The remarkable true story behind 'Moneyball'

Many of the greatest sports dramas have been based on true stories. After all, it’s often the case that the real drama in sports happens both on the field and in the board room, whether in football, snooker or baseball. And concerning the latter sport, there are few baseball movies quite as brilliant as 2011’s Moneyball, directed by Bennett Miller, which was indeed based on a true story.

With a script from Steven Zailllian and Aaron Sorkin, and a story by Stan Chervin, based on Michael Lewis’ 2003 nonfiction book Moneyball: The Art of Winning an Unfair Game, the film tells of the 2002 season of the Oakland Athletics baseball team and the attempt of their general manager, Billy Beane (played by Brad Pitt), to put together a winning team.

However, at the time, Oakland Athletics was under severe financial constraints, especially compared to its affluent rivals. In response, Beane hired an assistant general manager, Peter Brand (played by Jonah Hill), who started using a data-centric approach to analyzing, scouting and buying undervalued players. 

The sabermetric approach is common in most team sports nowadays, but in the early 2000s, Oakland Athletics proved that it was possible for a team to compete with their bigger budget competitors with a far lower wage bill. Billy Beane had to contend with the old guard of staff members, though, who felt that the data-based system wouldn’t work compared to their shared expertise and knowledge.

Eventually, though, the Oakland A’s began to experience great success on the field as a result of Beane and Brand’s data model, and the underdogs of the league went on to record 103 wins in the 2002 season, with an impressive 20-win streak. However, they unfortunately lost the title to the Minnesota Twins.
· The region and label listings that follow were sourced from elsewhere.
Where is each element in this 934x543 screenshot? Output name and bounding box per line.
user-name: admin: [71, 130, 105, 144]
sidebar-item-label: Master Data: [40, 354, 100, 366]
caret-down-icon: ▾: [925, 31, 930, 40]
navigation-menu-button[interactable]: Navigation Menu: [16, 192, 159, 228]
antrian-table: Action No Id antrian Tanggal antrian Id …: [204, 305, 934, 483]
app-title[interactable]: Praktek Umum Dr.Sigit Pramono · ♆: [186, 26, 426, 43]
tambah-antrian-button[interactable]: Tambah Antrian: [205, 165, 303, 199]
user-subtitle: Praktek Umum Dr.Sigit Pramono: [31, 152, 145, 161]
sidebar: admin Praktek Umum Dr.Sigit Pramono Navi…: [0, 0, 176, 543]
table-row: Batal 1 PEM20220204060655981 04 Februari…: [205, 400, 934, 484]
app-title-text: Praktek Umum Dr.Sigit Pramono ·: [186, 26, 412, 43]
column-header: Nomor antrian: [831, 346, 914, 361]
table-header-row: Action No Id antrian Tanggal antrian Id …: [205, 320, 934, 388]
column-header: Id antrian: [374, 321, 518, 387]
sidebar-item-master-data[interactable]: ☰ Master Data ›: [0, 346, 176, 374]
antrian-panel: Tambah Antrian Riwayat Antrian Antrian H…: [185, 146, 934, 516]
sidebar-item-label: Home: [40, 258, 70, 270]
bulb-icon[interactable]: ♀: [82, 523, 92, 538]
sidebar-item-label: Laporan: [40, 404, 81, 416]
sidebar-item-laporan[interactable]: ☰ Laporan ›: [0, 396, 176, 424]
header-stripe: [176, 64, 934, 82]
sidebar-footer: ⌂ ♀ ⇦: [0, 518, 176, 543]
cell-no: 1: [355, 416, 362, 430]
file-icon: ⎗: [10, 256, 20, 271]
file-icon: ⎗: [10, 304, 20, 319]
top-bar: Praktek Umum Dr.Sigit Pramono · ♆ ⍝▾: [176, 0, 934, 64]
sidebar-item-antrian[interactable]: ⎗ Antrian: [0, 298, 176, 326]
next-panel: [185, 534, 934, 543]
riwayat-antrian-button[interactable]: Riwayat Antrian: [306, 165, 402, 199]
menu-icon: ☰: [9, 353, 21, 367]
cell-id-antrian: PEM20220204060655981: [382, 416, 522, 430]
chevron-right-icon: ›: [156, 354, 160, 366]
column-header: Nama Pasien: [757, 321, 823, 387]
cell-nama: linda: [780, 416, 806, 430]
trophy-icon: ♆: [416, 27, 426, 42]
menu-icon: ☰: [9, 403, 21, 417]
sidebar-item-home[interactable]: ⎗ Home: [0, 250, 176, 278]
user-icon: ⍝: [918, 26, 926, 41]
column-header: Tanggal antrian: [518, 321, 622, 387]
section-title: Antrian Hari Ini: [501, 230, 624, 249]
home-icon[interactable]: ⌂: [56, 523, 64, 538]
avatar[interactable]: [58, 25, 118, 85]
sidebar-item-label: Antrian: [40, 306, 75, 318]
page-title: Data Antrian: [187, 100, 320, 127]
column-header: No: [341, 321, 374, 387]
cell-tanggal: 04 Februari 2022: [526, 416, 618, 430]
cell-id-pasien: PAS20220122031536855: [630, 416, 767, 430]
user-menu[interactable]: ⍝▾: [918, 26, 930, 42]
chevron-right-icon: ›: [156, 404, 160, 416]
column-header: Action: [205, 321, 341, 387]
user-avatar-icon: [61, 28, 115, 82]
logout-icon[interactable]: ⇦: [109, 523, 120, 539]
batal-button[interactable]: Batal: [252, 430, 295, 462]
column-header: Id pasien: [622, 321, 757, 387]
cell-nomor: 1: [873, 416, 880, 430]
Still, the A’s left a deep impression on the future of baseball, and Beane’s commitment to data-centric roster compilation and player development had a significant role in the state of modern baseball. A few years later, the Boston Red Sox broke a long wait for the World Series based on the foundations of Beane’s data.

It’s not all too often that a baseball movie receives as much critical acclaim as Moneyball did, but Miller’s movie went on to earned six Academy Award nominations, including ‘Best Picture’, ‘Best Actor’ for Pitt and ‘Best Supporting Actor’ for Hill, showing that there was a deep interest in the inner working of sport. Throw in the fact that Moneyballwas a commercial success too, and it’s easy to see why the film became so memorable.

Interestingly, though, not every real-life figure was happy with their portrayal in Moneyball. Oakland A’s manager, Art Howe (played in the film by Philip Seymour Hoffman), had later told Sirius XM (via Fox Sports), “It is very disappointing to know that you spent seven years in an organization and gave your heart and soul to it and helped them go to the postseason your last three years there and win over 100 games your last two seasons and this is the way evidently your boss [Beane] feels about you.”

Others had highlighted how certain members of the team had been excluded from the film and that there were also a number of historical inaccuracies surrounding the sale of specific players. However, overall, Moneyball arrived as a brilliant sports drama that detailed one of the most remarkable true sporting stories of all time.